Quote from: SiL on Jan 20, 2017, 09:46:42 PM
Quote from: The Eighth Passenger on Jan 20, 2017, 04:51:48 PM
He has a distinctive "painterly style". Think vast epic landscapes with brooding skies, stark contrasts between light and dark. Lots of atmosphere, dust, rain, smoke and steam. He also has a very good eye for composition and many of the shots in his films were influenced by classical paintings from artists such as Vermeer and Edward Hooper.
You've just described every decent director and DP. That's my point.
I can tell a Tony Scott movie when I see one, but when I saw Exodus on TV I had to be reminded Ridley made it.
The Duelists, Alien, Blade Runner... Everything running up to perhaps the 90s (where he suddenly becomes Tony Scott for a while)... What made them stand out, particularly Blade R. and Alien was the
noir factor - the use of deep shadow, high contrast, strong 'key lights', and to use the 'painterly' cliche again, a real preponderance for painting faces and people with different kinds of light, fed through all manner of obstructions and reflections (the 'light behind an electric fan' thing became a tiresome sci-fi cliche for a long time).
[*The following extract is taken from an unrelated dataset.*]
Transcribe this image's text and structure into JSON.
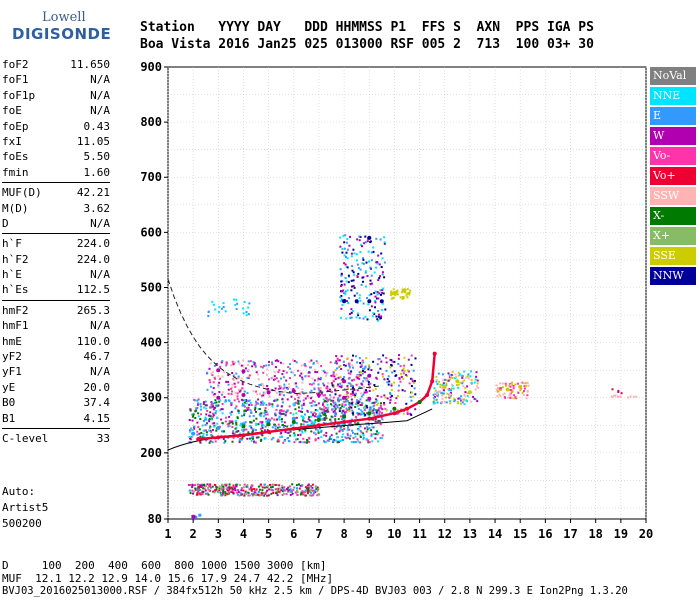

And I'm no expert on this, but there was a quality brought out by the film stocks he was using at the time, that is now (debatably) more-or-less possible to replicate with digital cameras, but he mostly chooses not to it seems
I kind of get what people are saying about his more contemporary stuff (mainly the drab, de-saturated historical epics - The Martian really could have been anybody while he took naps); he frames like a William Wyler or something, almost nothing feels adventurous or gritty, but he goes big, gets what is needed while keeping the balance of elements in that widescreen, directing your attention with aplomb, stunning vistas .
Like when I see Prometheus I don't see the same guy from the first few films, powering through on marginal budgets, hungry. I see a complacent elder statesman who wants to lay down an epic for the ages, like those Golden Age Hollywood flicks that ignited his imagination as a kid
Quote from: Corporal Hicks on Jan 20, 2017, 09:20:36 AM
Agreed. I remember he once saying how he never listened to critics and that honestly worried me when it came to Alien: Covenant and how it'd improve upon Prometheus' mistakes. Fortunately, it sounds like he did listen to criticism and take it into account when working on sequel.
Covenant seems like Prometheus take 2, going back to a pre-Lindelof state and reworking the story Ridley and Spaihts were going to tell originally.
Yeah, let's hope so. I think he would advertise the course corrective as being his instincts on what hadn't worked, but the Prometheus feedback must have had an effect. Plus we've heard that line being trotted out that Prom. is now considered more a 'prologue'. Let's get back to features that can stand on their own, please. If Covenant leaves loose ends and doesn't meet $$ expectations, and they never conclude this arc, it'll be blue balls time.
Although interestingly I had heard somewhere (maybe here) that even Lindelof tried to get Ridders to offer more for the audience, knowing based on his 'Lost' rep that he'd be blamed for it. Or maybe that was just Lindelof throwing him under the bus after one too many internet death threats, and Rid not returning his calls.